Car pour M. Deguerry, c'est aussi "toute la protection de l'enfance qui est impactée", notamment pour "penser et développer des projets pour les familles et les enfants aindinois".
Depuis 2013, dans le cadre de leur mission de protection de l'enfance, les départements endossent la responsabilité de l'accueil, l'évaluation, l'hébergement et la prise en charge des MNA. Le mouvement migratoire, constaté notamment en Italie, provoque un afflux en France de mineurs isolés.
Avant l'été, plusieurs autres départements, également confrontés à un afflux de mineurs isolés étrangers notamment, avaient déjà alerté sur une situation "intenable".
En octobre, le conseil départemental du Territoire de Belfort, qui dit être confronté à une "saturation" de ses dispositifs de protection de l'enfance, avait annoncé qu'il allait plafonner la prise en charge des MNA.

Un "canapé" pour tous

Menacé d'expulsion, Yaya Bah était l'apprenti boulanger le plus médiatisé il y a deux ans. Grâce à sa famille d'accueil et à son travail d'intégration, il a pu rester en France. Il représente aujourd’hui l'association "Ain pour tous, tous pour Ain" qui aide les jeunes mineurs isolés. Il s'inquiète. "Ils vont aller où ? Dormir où ? Ils vont faire quoi ? Ils vont manger où?"
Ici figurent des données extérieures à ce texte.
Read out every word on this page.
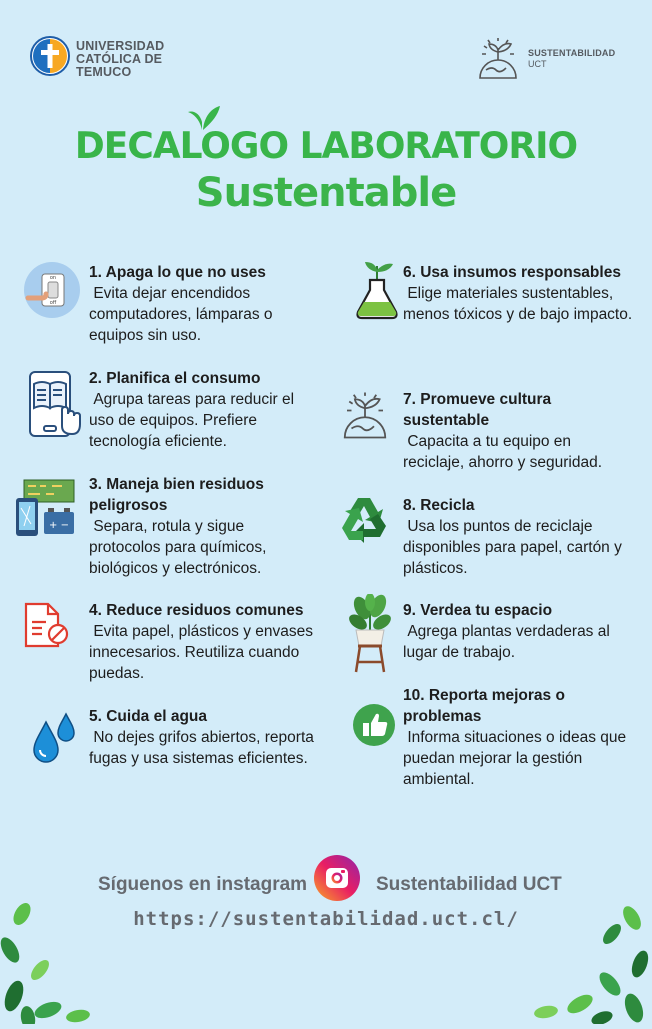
UNIVERSIDAD
CATÓLICA DE
TEMUCO
SUSTENTABILIDAD
UCT
DECALOGO LABORATORIO
Sustentable
on
off
1. Apaga lo que no uses
Evita dejar encendidos computadores, lámparas o equipos sin uso.
2. Planifica el consumo
Agrupa tareas para reducir el uso de equipos. Prefiere tecnología eficiente.
+ −
3. Maneja bien residuos peligrosos
Separa, rotula y sigue protocolos para químicos, biológicos y electrónicos.
4. Reduce residuos comunes
Evita papel, plásticos y envases innecesarios. Reutiliza cuando puedas.
5. Cuida el agua
No dejes grifos abiertos, reporta fugas y usa sistemas eficientes.
6. Usa insumos responsables
Elige materiales sustentables, menos tóxicos y de bajo impacto.
7. Promueve cultura sustentable
Capacita a tu equipo en reciclaje, ahorro y seguridad.
8. Recicla
Usa los puntos de reciclaje disponibles para papel, cartón y plásticos.
9. Verdea tu espacio
Agrega plantas verdaderas al lugar de trabajo.
10. Reporta mejoras o problemas
Informa situaciones o ideas que puedan mejorar la gestión ambiental.
Síguenos en instagram	Sustentabilidad UCT
https://sustentabilidad.uct.cl/
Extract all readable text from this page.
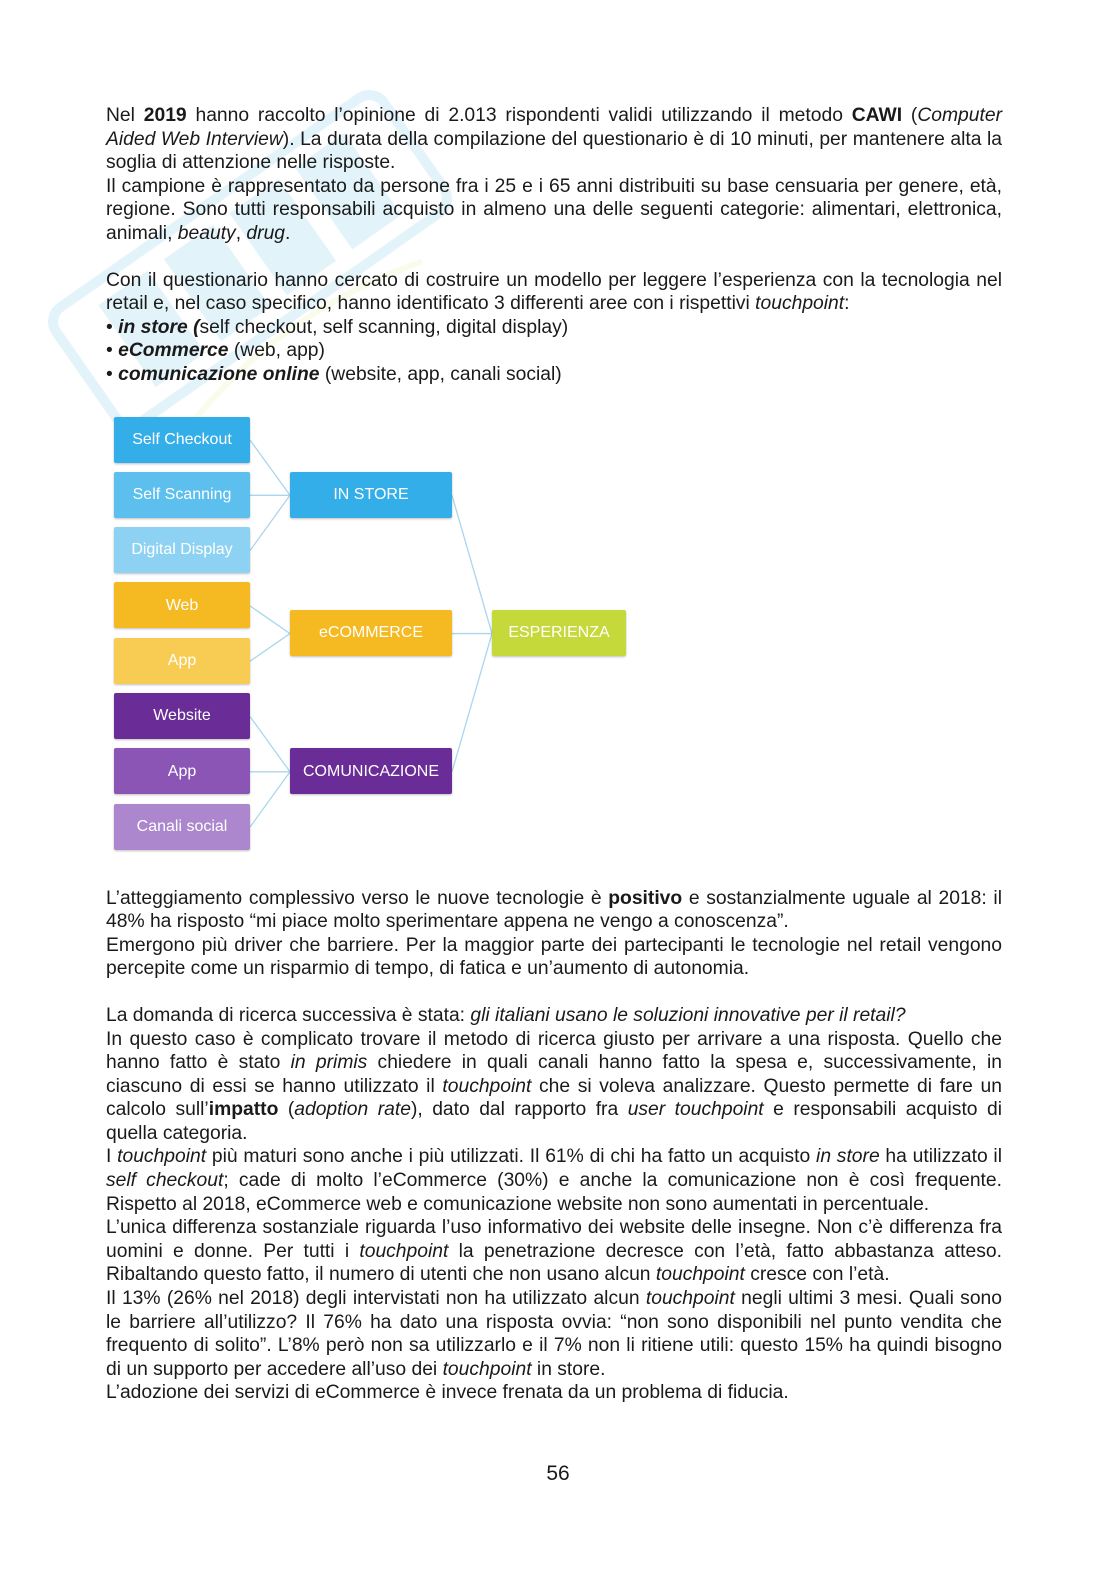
Nel 2019 hanno raccolto l’opinione di 2.013 rispondenti validi utilizzando il metodo CAWI (Computer Aided Web Interview). La durata della compilazione del questionario è di 10 minuti, per mantenere alta la soglia di attenzione nelle risposte.

Il campione è rappresentato da persone fra i 25 e i 65 anni distribuiti su base censuaria per genere, età, regione. Sono tutti responsabili acquisto in almeno una delle seguenti categorie: alimentari, elettronica, animali, beauty, drug.

Con il questionario hanno cercato di costruire un modello per leggere l’esperienza con la tecnologia nel retail e, nel caso specifico, hanno identificato 3 differenti aree con i rispettivi touchpoint:

• in store (self checkout, self scanning, digital display)
• eCommerce (web, app)
• comunicazione online (website, app, canali social)
Self Checkout
Self Scanning
Digital Display
Web
App
Website
App
Canali social
IN STORE
eCOMMERCE
COMUNICAZIONE
ESPERIENZA

L’atteggiamento complessivo verso le nuove tecnologie è positivo e sostanzialmente uguale al 2018: il 48% ha risposto “mi piace molto sperimentare appena ne vengo a conoscenza”.

Emergono più driver che barriere. Per la maggior parte dei partecipanti le tecnologie nel retail vengono percepite come un risparmio di tempo, di fatica e un’aumento di autonomia.

La domanda di ricerca successiva è stata: gli italiani usano le soluzioni innovative per il retail?

In questo caso è complicato trovare il metodo di ricerca giusto per arrivare a una risposta. Quello che hanno fatto è stato in primis chiedere in quali canali hanno fatto la spesa e, successivamente, in ciascuno di essi se hanno utilizzato il touchpoint che si voleva analizzare. Questo permette di fare un calcolo sull’impatto (adoption rate), dato dal rapporto fra user touchpoint e responsabili acquisto di quella categoria.

I touchpoint più maturi sono anche i più utilizzati. Il 61% di chi ha fatto un acquisto in store ha utilizzato il self checkout; cade di molto l’eCommerce (30%) e anche la comunicazione non è così frequente. Rispetto al 2018, eCommerce web e comunicazione website non sono aumentati in percentuale.

L’unica differenza sostanziale riguarda l’uso informativo dei website delle insegne. Non c’è differenza fra uomini e donne. Per tutti i touchpoint la penetrazione decresce con l’età, fatto abbastanza atteso. Ribaltando questo fatto, il numero di utenti che non usano alcun touchpoint cresce con l’età.

Il 13% (26% nel 2018) degli intervistati non ha utilizzato alcun touchpoint negli ultimi 3 mesi. Quali sono le barriere all’utilizzo? Il 76% ha dato una risposta ovvia: “non sono disponibili nel punto vendita che frequento di solito”. L’8% però non sa utilizzarlo e il 7% non li ritiene utili: questo 15% ha quindi bisogno di un supporto per accedere all’uso dei touchpoint in store.

L’adozione dei servizi di eCommerce è invece frenata da un problema di fiducia.

56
Une précarité préoccupante également pour Jean-Marc Jourdan, du collectif "Solidarité migrants".

Avec ce mauvais accueil, on crée un déni de droit mais surtout une telle précarité qu'on crée une maltraitance

Jean-Marc Jourdan, collectif "Solidarités migrants"

Face à l'inaction des collectivités publiques, Yaya Bah lance un appel. "Quand il y a urgence, il faut taper à toutes les portes et la solution que j'ai, tout de suite, ce sont les familles d'accueil. Et là, chaque personne a au moins un canapé dans son salon ! Lance-t-il en gardant le sourire.

Contactée, la préfecture de l'Ain n'a pas souhaité faire de commentaires.